Pour les dictateurs, les mots sont sans importance, seuls comptent les actes. Rien de pire que de les insulter sans agir ensuite. Si Obama dit que Poutine est  » régional « , il doit le prouver en envoyant un porte-avions près d’Odessa comme aimable rappel de sa puissance. De même, quand il dit à Bachar al-Assad, sous le regard de son allié Poutine, que l’usage de gaz contre les civils constitue une limite à ne pas franchir, et finalement ne fait rien… Si quelqu’un franchit la ligne rouge, la règle est de lui tirer dessus !

On a vu, sous Bush, où menait l’usage impulsif de la force.

Et moi, je suis né sous le régime soviétique. Il m’est difficile, psychologiquement, de condamner une action qui vise à l’éviction d’un dictateur tel que Saddam Hussein. Comme aux échecs, c’était un coup, certes mal avisé, vers un but légitime. Il n’était pas nécessaire, pour le corriger, de reprendre la partie à zéro comme le fait Obama au Moyen-Orient. Son retrait militaire a seulement créé un vide où l’Iran, puis la Russie se sont engouffrés.

Poutine n’a-t-il pas aussi joué les bons citoyens du monde, en facilitant l’accord sur le nucléaire iranien, en  » arrangeant  » la destruction des stocks de gaz syrien ? Même ses bombardements actuels peuvent servir contre Daech…

C’est une plaisanterie ? Il sert exclusivement ses intérêts. Le renforcement de son allié iranien au prix d’un accord nucléaire désastreux. Ensuite, dans sa relation avec Bachar al-Assad, je vois une fraternité classique des dictateurs et un calcul de propagande intérieure. Poutine n’est entré en scène en Syrie qu’à partir du moment où Obama a affirmé que le tyran syrien devait partir. Depuis, il n’a de cesse de devancer le président américain dans la région, pour mieux ridiculiser son indécision.

Avez-vous vraiment calé la sortie de votre livre aux Etats-Unis sur le calendrier des primaires américaines, et surtout républicaines ? Pourquoi ?

J’espérais ouvrir un débat sur le besoin d’une politique constante, équilibrée, de l’Amérique dans le monde, au moment où son éternel balancier revient vers l’isolationnisme.
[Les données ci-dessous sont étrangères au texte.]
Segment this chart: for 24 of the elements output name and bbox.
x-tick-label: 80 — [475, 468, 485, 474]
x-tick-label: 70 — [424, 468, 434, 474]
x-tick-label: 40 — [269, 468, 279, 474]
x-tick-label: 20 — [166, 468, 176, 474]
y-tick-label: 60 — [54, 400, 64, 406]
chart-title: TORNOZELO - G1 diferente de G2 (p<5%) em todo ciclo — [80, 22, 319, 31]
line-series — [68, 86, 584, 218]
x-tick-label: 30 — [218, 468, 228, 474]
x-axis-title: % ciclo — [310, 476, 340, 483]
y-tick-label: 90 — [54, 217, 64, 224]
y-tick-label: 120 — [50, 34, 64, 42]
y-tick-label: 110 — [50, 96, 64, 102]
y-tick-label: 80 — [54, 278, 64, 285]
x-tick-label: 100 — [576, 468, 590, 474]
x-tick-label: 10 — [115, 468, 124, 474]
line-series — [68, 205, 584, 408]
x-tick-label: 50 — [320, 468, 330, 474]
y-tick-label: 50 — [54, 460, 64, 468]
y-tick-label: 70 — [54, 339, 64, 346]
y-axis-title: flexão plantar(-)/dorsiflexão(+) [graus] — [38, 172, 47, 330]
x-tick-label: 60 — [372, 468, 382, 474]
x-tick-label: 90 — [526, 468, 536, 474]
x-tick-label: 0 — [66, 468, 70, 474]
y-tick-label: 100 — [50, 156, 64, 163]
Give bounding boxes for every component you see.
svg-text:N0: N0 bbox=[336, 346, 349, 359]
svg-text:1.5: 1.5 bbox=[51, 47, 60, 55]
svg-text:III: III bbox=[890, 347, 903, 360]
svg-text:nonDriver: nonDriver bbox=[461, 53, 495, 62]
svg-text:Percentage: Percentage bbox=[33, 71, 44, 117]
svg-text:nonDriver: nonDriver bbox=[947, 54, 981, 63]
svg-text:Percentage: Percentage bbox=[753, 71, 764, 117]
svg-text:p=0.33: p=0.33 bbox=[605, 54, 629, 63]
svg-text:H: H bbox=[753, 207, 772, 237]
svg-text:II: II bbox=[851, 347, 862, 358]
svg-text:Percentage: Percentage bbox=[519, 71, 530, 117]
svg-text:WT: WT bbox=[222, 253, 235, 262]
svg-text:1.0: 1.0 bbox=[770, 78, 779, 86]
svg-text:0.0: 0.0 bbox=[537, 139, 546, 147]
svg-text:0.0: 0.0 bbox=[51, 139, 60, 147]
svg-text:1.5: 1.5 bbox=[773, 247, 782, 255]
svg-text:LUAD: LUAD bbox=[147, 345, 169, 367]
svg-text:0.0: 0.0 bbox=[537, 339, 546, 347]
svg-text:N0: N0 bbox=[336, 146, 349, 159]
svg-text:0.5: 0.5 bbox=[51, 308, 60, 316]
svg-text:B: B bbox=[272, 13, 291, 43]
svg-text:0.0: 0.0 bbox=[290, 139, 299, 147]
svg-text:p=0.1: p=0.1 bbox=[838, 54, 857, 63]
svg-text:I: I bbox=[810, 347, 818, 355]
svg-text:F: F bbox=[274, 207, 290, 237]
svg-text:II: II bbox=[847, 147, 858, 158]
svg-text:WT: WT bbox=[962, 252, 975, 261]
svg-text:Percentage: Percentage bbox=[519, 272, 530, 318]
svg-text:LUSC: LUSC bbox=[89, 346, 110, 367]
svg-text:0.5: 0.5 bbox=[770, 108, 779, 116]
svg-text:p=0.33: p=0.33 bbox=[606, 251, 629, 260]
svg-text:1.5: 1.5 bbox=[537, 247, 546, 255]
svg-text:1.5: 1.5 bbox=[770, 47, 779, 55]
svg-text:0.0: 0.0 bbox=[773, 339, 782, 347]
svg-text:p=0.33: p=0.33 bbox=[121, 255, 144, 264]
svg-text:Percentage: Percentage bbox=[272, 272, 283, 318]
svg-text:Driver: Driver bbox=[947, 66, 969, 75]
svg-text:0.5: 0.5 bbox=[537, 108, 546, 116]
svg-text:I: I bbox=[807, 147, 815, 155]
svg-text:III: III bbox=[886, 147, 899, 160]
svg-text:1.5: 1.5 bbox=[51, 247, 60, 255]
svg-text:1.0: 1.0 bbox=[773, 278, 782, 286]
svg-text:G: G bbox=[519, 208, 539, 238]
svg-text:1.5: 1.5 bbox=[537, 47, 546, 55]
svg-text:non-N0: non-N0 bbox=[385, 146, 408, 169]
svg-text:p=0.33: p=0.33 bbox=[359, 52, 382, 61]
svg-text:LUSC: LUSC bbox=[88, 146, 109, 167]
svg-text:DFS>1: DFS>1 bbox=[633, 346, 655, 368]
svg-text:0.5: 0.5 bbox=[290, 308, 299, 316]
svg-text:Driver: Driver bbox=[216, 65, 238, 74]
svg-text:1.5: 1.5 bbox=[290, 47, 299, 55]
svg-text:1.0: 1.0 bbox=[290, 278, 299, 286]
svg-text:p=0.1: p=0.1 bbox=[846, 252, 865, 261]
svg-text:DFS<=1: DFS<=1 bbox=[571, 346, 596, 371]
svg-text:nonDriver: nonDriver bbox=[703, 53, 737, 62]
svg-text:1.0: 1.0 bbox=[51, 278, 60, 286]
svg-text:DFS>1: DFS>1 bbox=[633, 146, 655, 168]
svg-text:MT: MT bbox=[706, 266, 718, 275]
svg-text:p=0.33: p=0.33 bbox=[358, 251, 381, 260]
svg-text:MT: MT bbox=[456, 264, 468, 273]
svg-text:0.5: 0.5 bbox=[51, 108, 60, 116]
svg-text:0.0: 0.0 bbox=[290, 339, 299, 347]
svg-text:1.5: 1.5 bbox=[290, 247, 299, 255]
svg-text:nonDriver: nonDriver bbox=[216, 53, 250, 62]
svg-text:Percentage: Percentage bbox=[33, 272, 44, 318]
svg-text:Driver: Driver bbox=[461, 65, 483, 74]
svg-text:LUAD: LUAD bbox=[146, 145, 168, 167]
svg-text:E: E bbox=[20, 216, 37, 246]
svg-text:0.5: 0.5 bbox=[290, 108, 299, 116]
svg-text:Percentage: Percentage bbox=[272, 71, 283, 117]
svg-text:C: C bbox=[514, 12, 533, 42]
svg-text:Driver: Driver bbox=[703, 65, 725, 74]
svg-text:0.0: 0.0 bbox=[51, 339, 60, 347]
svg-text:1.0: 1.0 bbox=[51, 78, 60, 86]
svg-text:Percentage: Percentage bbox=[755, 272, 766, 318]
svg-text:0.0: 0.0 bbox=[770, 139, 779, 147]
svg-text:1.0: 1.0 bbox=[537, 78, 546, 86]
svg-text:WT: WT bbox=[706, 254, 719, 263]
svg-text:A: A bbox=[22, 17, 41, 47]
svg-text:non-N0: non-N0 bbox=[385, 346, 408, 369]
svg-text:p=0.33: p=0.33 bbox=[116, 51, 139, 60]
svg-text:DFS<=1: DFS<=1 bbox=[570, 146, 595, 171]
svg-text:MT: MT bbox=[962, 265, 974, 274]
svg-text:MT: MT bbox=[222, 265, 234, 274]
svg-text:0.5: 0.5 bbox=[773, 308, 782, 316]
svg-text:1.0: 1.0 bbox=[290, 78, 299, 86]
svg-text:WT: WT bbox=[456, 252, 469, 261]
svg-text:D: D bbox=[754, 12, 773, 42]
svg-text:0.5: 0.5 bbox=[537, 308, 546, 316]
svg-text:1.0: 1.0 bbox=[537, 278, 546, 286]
De la part de Hillary Clinton et de son concurrent démocrate, Bernie Sanders, je n’attends d’autre rhétorique que celle d’Obama, dont la présidence est désastreuse de ce point de vue, et, du côté républicain, Donald Trump, Ted Cruz, Rand Paul restent dans la ligne  » l’Amérique d’abord « . Je fonde quelques espoirs sur Marco Rubio, sénateur de Floride, qui connaît la politique étrangère et a du sang cubain. Il comprend au quart de tour ces questions de Russie et de KGB…

Les Européens ?

Eux aussi doivent comprendre que le temps des bisous et des compromis doit s’achever. Poutine voit dans le flot des réfugiés un moyen de pression idéal sur l’opinion et un atout essentiel pour ses alliés d’extrême droite européens qui, comme le Front national français, profitent ouvertement des financements du Kremlin. A terme, l’influence croissante de ces mouvements en Europe pourrait lui valoir une levée des sanctions…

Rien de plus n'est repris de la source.